Luxembourg : l’avortement a été inscrit dans la Constitution
Le Grand palais ducal et la Chambre des députés
Le Luxembourg devient le deuxième pays au monde à inscrire la « liberté » d’avorter dans sa Constitution. La France l’avait précédé en 2024. La Chambre des députés du Grand-Duché a approuvé le 1er mars dernier la réforme constitutionnelle par 48 voix pour, 6 contre et 2 abstentions, dépassant largement la majorité des deux tiers requise pour modifier la Constitution.
L’initiative a été lancée en 2024 par le parti de gauche déi Lénk – « La Gauche », qui a présenté un avant-projet de loi en mai 2025. Le Conseil d’État du Grand-Duché, qui fait office de chambre haute, l’a examiné et approuvé en juin de la même année. Le processus a été rapide : il y a quatre ans seulement que l’avortement libre a été voté à la majorité.
Un terme de compromis après le débat sur les devoirs de l’État
Le texte n’utilise pas le terme de « droit » à l’avortement, mais celui de « liberté ». Ce changement s’explique par l’opposition du Parti populaire chrétien-social (CSV), opposé au terme « droit », arguant que cela créerait théoriquement une « obligation » pour l’État de garantir activement l’avortement.
Les partis majoritaires se sont mis d’accord sur le mot « liberté », qui garantit la légalité de l’avortement mais permet de maintenir des restrictions. Une proposition visant à prolonger le délai légal à 14 semaines et un amendement garantissant un « droit » à la contraception ont été rejetés.
L’avortement est légal au Luxembourg jusqu’à 12 semaines de grossesse. En juillet 2025, la période de réflexion obligatoire de trois jours et la séance de conseil préalable à l’intervention ont été supprimées. Les interruptions de grossesse sont également autorisées à des stades plus avancés lorsqu’une anomalie fœtale considérée comme mortelle est diagnostiquée.

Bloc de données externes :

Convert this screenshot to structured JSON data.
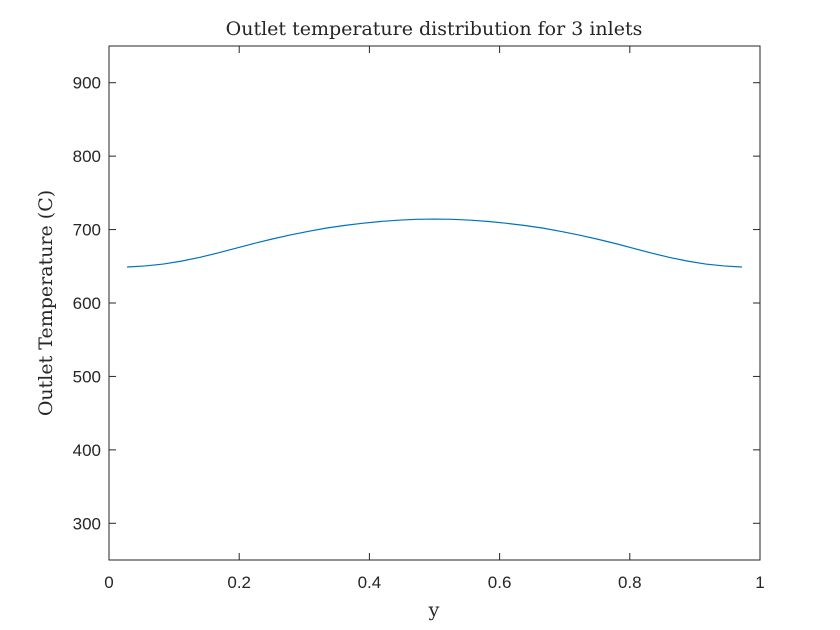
{
  "chart_data": {
    "type": "line",
    "title": "Outlet temperature distribution for 3 inlets",
    "xlabel": "y",
    "ylabel": "Outlet Temperature (C)",
    "xlim": [
      0,
      1
    ],
    "ylim": [
      250,
      950
    ],
    "xticks": [
      0,
      0.2,
      0.4,
      0.6,
      0.8,
      1
    ],
    "xtick_labels": [
      "0",
      "0.2",
      "0.4",
      "0.6",
      "0.8",
      "1"
    ],
    "yticks": [
      300,
      400,
      500,
      600,
      700,
      800,
      900
    ],
    "ytick_labels": [
      "300",
      "400",
      "500",
      "600",
      "700",
      "800",
      "900"
    ],
    "grid": false,
    "series": [
      {
        "color": "#0072bd",
        "x": [
          0.0278,
          0.0556,
          0.0833,
          0.1111,
          0.1389,
          0.1667,
          0.1944,
          0.2222,
          0.25,
          0.2778,
          0.3056,
          0.3333,
          0.3611,
          0.3889,
          0.4167,
          0.4444,
          0.4722,
          0.5,
          0.5278,
          0.5556,
          0.5833,
          0.6111,
          0.6389,
          0.6667,
          0.6944,
          0.7222,
          0.75,
          0.7778,
          0.8056,
          0.8333,
          0.8611,
          0.8889,
          0.9167,
          0.9444,
          0.9722
        ],
        "y": [
          649,
          650.5,
          653,
          657,
          662,
          668,
          674.5,
          681,
          687,
          692.5,
          697.5,
          702,
          705.5,
          708.5,
          711,
          712.8,
          714,
          714.3,
          714,
          712.8,
          711,
          708.5,
          705.5,
          702,
          697.5,
          692.5,
          687,
          681,
          674.5,
          668,
          662,
          657,
          653,
          650.5,
          649
        ]
      }
    ]
  }
}
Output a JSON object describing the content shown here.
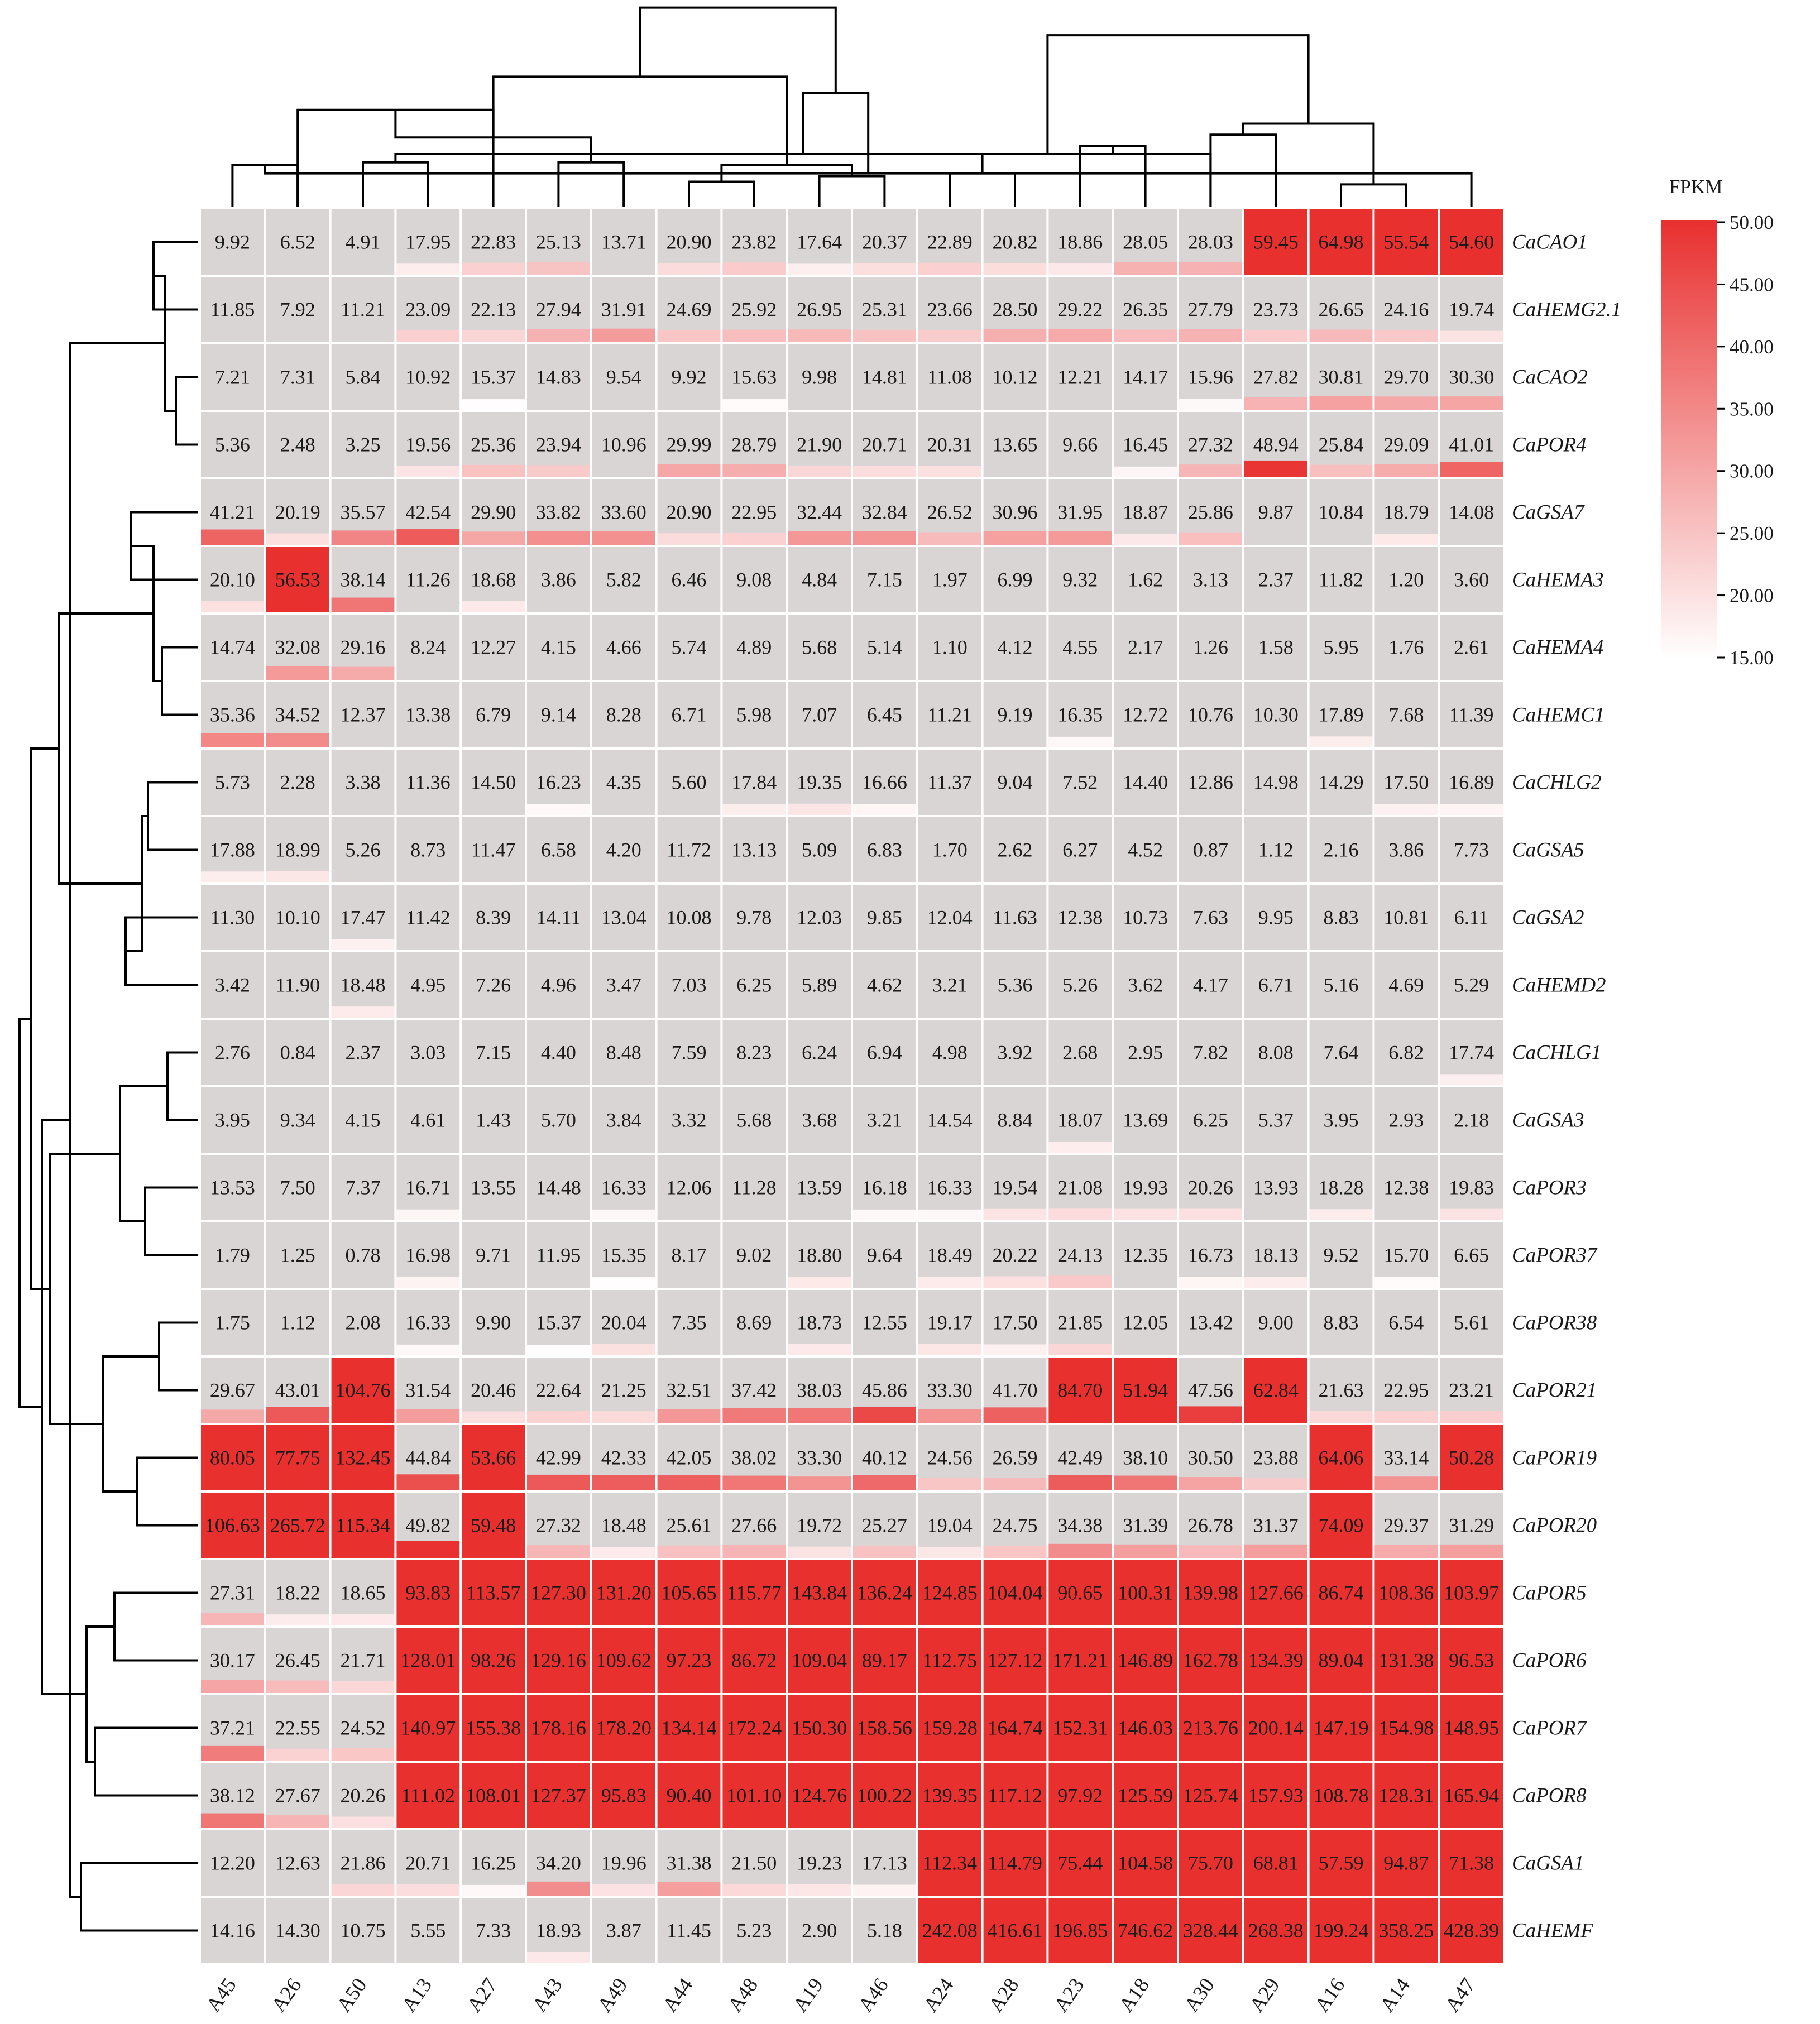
{
  "chart_data": {
    "type": "heatmap",
    "legend": {
      "title": "FPKM",
      "ticks": [
        "50.00",
        "45.00",
        "40.00",
        "35.00",
        "30.00",
        "25.00",
        "20.00",
        "15.00"
      ],
      "range": [
        15,
        50
      ],
      "color_low": "#ffffff",
      "color_high": "#e8302f",
      "cell_background": "#d9d5d5",
      "placement": "top-right"
    },
    "columns": [
      "A45",
      "A26",
      "A50",
      "A13",
      "A27",
      "A43",
      "A49",
      "A44",
      "A48",
      "A19",
      "A46",
      "A24",
      "A28",
      "A23",
      "A18",
      "A30",
      "A29",
      "A16",
      "A14",
      "A47"
    ],
    "rows": [
      "CaCAO1",
      "CaHEMG2.1",
      "CaCAO2",
      "CaPOR4",
      "CaGSA7",
      "CaHEMA3",
      "CaHEMA4",
      "CaHEMC1",
      "CaCHLG2",
      "CaGSA5",
      "CaGSA2",
      "CaHEMD2",
      "CaCHLG1",
      "CaGSA3",
      "CaPOR3",
      "CaPOR37",
      "CaPOR38",
      "CaPOR21",
      "CaPOR19",
      "CaPOR20",
      "CaPOR5",
      "CaPOR6",
      "CaPOR7",
      "CaPOR8",
      "CaGSA1",
      "CaHEMF"
    ],
    "values": [
      [
        "9.92",
        "6.52",
        "4.91",
        "17.95",
        "22.83",
        "25.13",
        "13.71",
        "20.90",
        "23.82",
        "17.64",
        "20.37",
        "22.89",
        "20.82",
        "18.86",
        "28.05",
        "28.03",
        "59.45",
        "64.98",
        "55.54",
        "54.60"
      ],
      [
        "11.85",
        "7.92",
        "11.21",
        "23.09",
        "22.13",
        "27.94",
        "31.91",
        "24.69",
        "25.92",
        "26.95",
        "25.31",
        "23.66",
        "28.50",
        "29.22",
        "26.35",
        "27.79",
        "23.73",
        "26.65",
        "24.16",
        "19.74"
      ],
      [
        "7.21",
        "7.31",
        "5.84",
        "10.92",
        "15.37",
        "14.83",
        "9.54",
        "9.92",
        "15.63",
        "9.98",
        "14.81",
        "11.08",
        "10.12",
        "12.21",
        "14.17",
        "15.96",
        "27.82",
        "30.81",
        "29.70",
        "30.30"
      ],
      [
        "5.36",
        "2.48",
        "3.25",
        "19.56",
        "25.36",
        "23.94",
        "10.96",
        "29.99",
        "28.79",
        "21.90",
        "20.71",
        "20.31",
        "13.65",
        "9.66",
        "16.45",
        "27.32",
        "48.94",
        "25.84",
        "29.09",
        "41.01"
      ],
      [
        "41.21",
        "20.19",
        "35.57",
        "42.54",
        "29.90",
        "33.82",
        "33.60",
        "20.90",
        "22.95",
        "32.44",
        "32.84",
        "26.52",
        "30.96",
        "31.95",
        "18.87",
        "25.86",
        "9.87",
        "10.84",
        "18.79",
        "14.08"
      ],
      [
        "20.10",
        "56.53",
        "38.14",
        "11.26",
        "18.68",
        "3.86",
        "5.82",
        "6.46",
        "9.08",
        "4.84",
        "7.15",
        "1.97",
        "6.99",
        "9.32",
        "1.62",
        "3.13",
        "2.37",
        "11.82",
        "1.20",
        "3.60"
      ],
      [
        "14.74",
        "32.08",
        "29.16",
        "8.24",
        "12.27",
        "4.15",
        "4.66",
        "5.74",
        "4.89",
        "5.68",
        "5.14",
        "1.10",
        "4.12",
        "4.55",
        "2.17",
        "1.26",
        "1.58",
        "5.95",
        "1.76",
        "2.61"
      ],
      [
        "35.36",
        "34.52",
        "12.37",
        "13.38",
        "6.79",
        "9.14",
        "8.28",
        "6.71",
        "5.98",
        "7.07",
        "6.45",
        "11.21",
        "9.19",
        "16.35",
        "12.72",
        "10.76",
        "10.30",
        "17.89",
        "7.68",
        "11.39"
      ],
      [
        "5.73",
        "2.28",
        "3.38",
        "11.36",
        "14.50",
        "16.23",
        "4.35",
        "5.60",
        "17.84",
        "19.35",
        "16.66",
        "11.37",
        "9.04",
        "7.52",
        "14.40",
        "12.86",
        "14.98",
        "14.29",
        "17.50",
        "16.89"
      ],
      [
        "17.88",
        "18.99",
        "5.26",
        "8.73",
        "11.47",
        "6.58",
        "4.20",
        "11.72",
        "13.13",
        "5.09",
        "6.83",
        "1.70",
        "2.62",
        "6.27",
        "4.52",
        "0.87",
        "1.12",
        "2.16",
        "3.86",
        "7.73"
      ],
      [
        "11.30",
        "10.10",
        "17.47",
        "11.42",
        "8.39",
        "14.11",
        "13.04",
        "10.08",
        "9.78",
        "12.03",
        "9.85",
        "12.04",
        "11.63",
        "12.38",
        "10.73",
        "7.63",
        "9.95",
        "8.83",
        "10.81",
        "6.11"
      ],
      [
        "3.42",
        "11.90",
        "18.48",
        "4.95",
        "7.26",
        "4.96",
        "3.47",
        "7.03",
        "6.25",
        "5.89",
        "4.62",
        "3.21",
        "5.36",
        "5.26",
        "3.62",
        "4.17",
        "6.71",
        "5.16",
        "4.69",
        "5.29"
      ],
      [
        "2.76",
        "0.84",
        "2.37",
        "3.03",
        "7.15",
        "4.40",
        "8.48",
        "7.59",
        "8.23",
        "6.24",
        "6.94",
        "4.98",
        "3.92",
        "2.68",
        "2.95",
        "7.82",
        "8.08",
        "7.64",
        "6.82",
        "17.74"
      ],
      [
        "3.95",
        "9.34",
        "4.15",
        "4.61",
        "1.43",
        "5.70",
        "3.84",
        "3.32",
        "5.68",
        "3.68",
        "3.21",
        "14.54",
        "8.84",
        "18.07",
        "13.69",
        "6.25",
        "5.37",
        "3.95",
        "2.93",
        "2.18"
      ],
      [
        "13.53",
        "7.50",
        "7.37",
        "16.71",
        "13.55",
        "14.48",
        "16.33",
        "12.06",
        "11.28",
        "13.59",
        "16.18",
        "16.33",
        "19.54",
        "21.08",
        "19.93",
        "20.26",
        "13.93",
        "18.28",
        "12.38",
        "19.83"
      ],
      [
        "1.79",
        "1.25",
        "0.78",
        "16.98",
        "9.71",
        "11.95",
        "15.35",
        "8.17",
        "9.02",
        "18.80",
        "9.64",
        "18.49",
        "20.22",
        "24.13",
        "12.35",
        "16.73",
        "18.13",
        "9.52",
        "15.70",
        "6.65"
      ],
      [
        "1.75",
        "1.12",
        "2.08",
        "16.33",
        "9.90",
        "15.37",
        "20.04",
        "7.35",
        "8.69",
        "18.73",
        "12.55",
        "19.17",
        "17.50",
        "21.85",
        "12.05",
        "13.42",
        "9.00",
        "8.83",
        "6.54",
        "5.61"
      ],
      [
        "29.67",
        "43.01",
        "104.76",
        "31.54",
        "20.46",
        "22.64",
        "21.25",
        "32.51",
        "37.42",
        "38.03",
        "45.86",
        "33.30",
        "41.70",
        "84.70",
        "51.94",
        "47.56",
        "62.84",
        "21.63",
        "22.95",
        "23.21"
      ],
      [
        "80.05",
        "77.75",
        "132.45",
        "44.84",
        "53.66",
        "42.99",
        "42.33",
        "42.05",
        "38.02",
        "33.30",
        "40.12",
        "24.56",
        "26.59",
        "42.49",
        "38.10",
        "30.50",
        "23.88",
        "64.06",
        "33.14",
        "50.28"
      ],
      [
        "106.63",
        "265.72",
        "115.34",
        "49.82",
        "59.48",
        "27.32",
        "18.48",
        "25.61",
        "27.66",
        "19.72",
        "25.27",
        "19.04",
        "24.75",
        "34.38",
        "31.39",
        "26.78",
        "31.37",
        "74.09",
        "29.37",
        "31.29"
      ],
      [
        "27.31",
        "18.22",
        "18.65",
        "93.83",
        "113.57",
        "127.30",
        "131.20",
        "105.65",
        "115.77",
        "143.84",
        "136.24",
        "124.85",
        "104.04",
        "90.65",
        "100.31",
        "139.98",
        "127.66",
        "86.74",
        "108.36",
        "103.97"
      ],
      [
        "30.17",
        "26.45",
        "21.71",
        "128.01",
        "98.26",
        "129.16",
        "109.62",
        "97.23",
        "86.72",
        "109.04",
        "89.17",
        "112.75",
        "127.12",
        "171.21",
        "146.89",
        "162.78",
        "134.39",
        "89.04",
        "131.38",
        "96.53"
      ],
      [
        "37.21",
        "22.55",
        "24.52",
        "140.97",
        "155.38",
        "178.16",
        "178.20",
        "134.14",
        "172.24",
        "150.30",
        "158.56",
        "159.28",
        "164.74",
        "152.31",
        "146.03",
        "213.76",
        "200.14",
        "147.19",
        "154.98",
        "148.95"
      ],
      [
        "38.12",
        "27.67",
        "20.26",
        "111.02",
        "108.01",
        "127.37",
        "95.83",
        "90.40",
        "101.10",
        "124.76",
        "100.22",
        "139.35",
        "117.12",
        "97.92",
        "125.59",
        "125.74",
        "157.93",
        "108.78",
        "128.31",
        "165.94"
      ],
      [
        "12.20",
        "12.63",
        "21.86",
        "20.71",
        "16.25",
        "34.20",
        "19.96",
        "31.38",
        "21.50",
        "19.23",
        "17.13",
        "112.34",
        "114.79",
        "75.44",
        "104.58",
        "75.70",
        "68.81",
        "57.59",
        "94.87",
        "71.38"
      ],
      [
        "14.16",
        "14.30",
        "10.75",
        "5.55",
        "7.33",
        "18.93",
        "3.87",
        "11.45",
        "5.23",
        "2.90",
        "5.18",
        "242.08",
        "416.61",
        "196.85",
        "746.62",
        "328.44",
        "268.38",
        "199.24",
        "358.25",
        "428.39"
      ]
    ],
    "col_dendrogram": [
      [
        0,
        1
      ],
      [
        2,
        3
      ],
      [
        1,
        4
      ],
      [
        5,
        6
      ],
      [
        7,
        8
      ],
      [
        9,
        10
      ],
      [
        11,
        12
      ],
      [
        13,
        14
      ],
      [
        15,
        16
      ],
      [
        17,
        18
      ],
      [
        19,
        20
      ],
      [
        15,
        21
      ],
      [
        22,
        23
      ],
      [
        24,
        25
      ],
      [
        26,
        27
      ],
      [
        28,
        29
      ],
      [
        30,
        31
      ],
      [
        32,
        33
      ],
      [
        34,
        35
      ],
      [
        36,
        37
      ]
    ],
    "row_dendrogram": [
      [
        0,
        1
      ],
      [
        2,
        3
      ],
      [
        4,
        5
      ],
      [
        6,
        7
      ],
      [
        8,
        9
      ],
      [
        10,
        11
      ],
      [
        12,
        13
      ],
      [
        14,
        15
      ],
      [
        16,
        17
      ],
      [
        18,
        19
      ],
      [
        20,
        21
      ],
      [
        22,
        23
      ],
      [
        24,
        25
      ],
      [
        26,
        27
      ],
      [
        28,
        29
      ],
      [
        30,
        31
      ],
      [
        32,
        33
      ],
      [
        34,
        35
      ],
      [
        36,
        37
      ],
      [
        38,
        39
      ],
      [
        40,
        41
      ],
      [
        42,
        43
      ],
      [
        44,
        45
      ],
      [
        46,
        47
      ],
      [
        48,
        49
      ]
    ]
  }
}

Des voix critiques à l’intérieur et à l’extérieur de l’hémicycle
Tous les groupes n’ont pas soutenu la réforme sans réserve. Le député du Parti démocratique (DP) Gérard Schockmel a voté contre, arguant que la mesure ne tient pas compte des droits de l’enfant à naître. Selon Schockmel, le débat a été motivé par « une idéologie féministe impitoyable ». Le DP, qui dispose de 14 sièges, a permis à chacun de ses membres de voter selon sa conscience.
Du côté de la droite, le député Fred Keup a remis en question les références conservatrices du CSV lors de son intervention, après avoir appris que le parti démocrate-chrétien avait décidé de soutenir la proposition. Le porte-parole du groupe, Laurent Zeimet, a justifié ce vote en affirmant qu’il reflétait les changements dans la société.
Le mois précédant le vote, un groupe d’universitaires internationaux issus d’institutions telles que Harvard ou Oxford a signé une lettre ouverte exhortant les députés à rejeter l’amendement. Les signataires avertissaient que le terme « liberté », bien qu’il ne s’agisse pas d’un « droit », serait inévitablement interprété comme tel par les tribunaux.
Le Grand-Duc aux mains liées
Le Luxembourg est une monarchie constitutionnelle dans laquelle le Grand-Duc joue un rôle politique très limité. Il faut rappeler qu’en 2008, le Grand-Duc Henri a refusé de promulguer la loi légalisant l’euthanasie. La réponse du Parlement a été de réformer la Constitution afin de faire de la signature du monarque une formalité sans effet juridique réel.
Son fils, l’actuel Grand-Duc Guillaume V, n’aura donc aucun pouvoir de veto sur la réforme adoptée.